Lasst es mich einmal so sagen: Ohne Jesus bliebe Gott für mich fern, unnahbar, jenseits meiner und unserer Welt. Aber mit Jesus wird Gott zum »Immanuel«. Gott mit uns. Wir werden noch über Jesus Christus reden – aber soviel ist schon mal klar für mich: Gott ist räumlich nicht fern von mir. Er ist hier, jetzt und heute in meiner Nähe. Er ist mit mir. Da wo ich mich gerade aufhalte, ob ich diese Zeilen schreibe oder lese, da ist Gott.

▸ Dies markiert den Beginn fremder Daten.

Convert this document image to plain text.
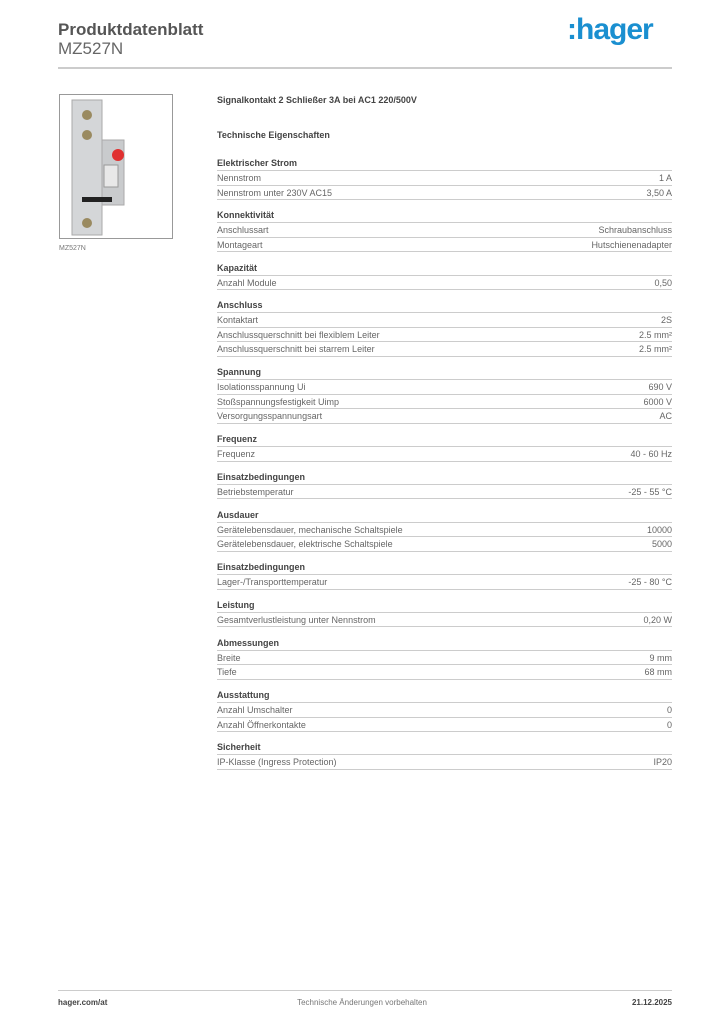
Produktdatenblatt
MZ527N
:hager
MZ527N
Signalkontakt 2 Schließer 3A bei AC1 220/500V
Technische Eigenschaften
Elektrischer Strom
Nennstrom	1 A
Nennstrom unter 230V AC15	3,50 A
Konnektivität
Anschlussart	Schraubanschluss
Montageart	Hutschienenadapter
Kapazität
Anzahl Module	0,50
Anschluss
Kontaktart	2S
Anschlussquerschnitt bei flexiblem Leiter	2.5 mm²
Anschlussquerschnitt bei starrem Leiter	2.5 mm²
Spannung
Isolationsspannung Ui	690 V
Stoßspannungsfestigkeit Uimp	6000 V
Versorgungsspannungsart	AC
Frequenz
Frequenz	40 - 60 Hz
Einsatzbedingungen
Betriebstemperatur	-25 - 55 °C
Ausdauer
Gerätelebensdauer, mechanische Schaltspiele	10000
Gerätelebensdauer, elektrische Schaltspiele	5000
Einsatzbedingungen
Lager-/Transporttemperatur	-25 - 80 °C
Leistung
Gesamtverlustleistung unter Nennstrom	0,20 W
Abmessungen
Breite	9 mm
Tiefe	68 mm
Ausstattung
Anzahl Umschalter	0
Anzahl Öffnerkontakte	0
Sicherheit
IP-Klasse (Ingress Protection)	IP20
hager.com/at	Technische Änderungen vorbehalten	21.12.2025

Ganz bewusst schreibe ich dies im Präsens, in der Gegenwart. Gott betritt in Jesus Christus nicht nur unseren Raum, sondern auch unsere Zeit.
Immer wieder sprechen biblische Überlieferungen von »jetzt« und »heute«. Was in den alten Schriften steht, geschieht jetzt. Was die Alten erlebten, passiert heute. Nichts anderes bedeutet Auferstehung Jesu: Es geschieht hier und jetzt, dass Gott mit uns ist.
Und wieder bedeutet Immanuel für mich auch Abgrenzung, diesmal gegenüber jenen, die Gottes Handeln zwar für möglich halten, aber nicht jetzt und heute. Dazu gehören jene, für die ein Gott zwar die Schöpfung angestoßen haben könnte, aber nun läuft alles von allein nach den Naturgesetzen. Oder es läuft nur, so lange wir Menschen alles richtig machen. Mit Gottes »jetzt« rechnen weder die einen noch die anderen.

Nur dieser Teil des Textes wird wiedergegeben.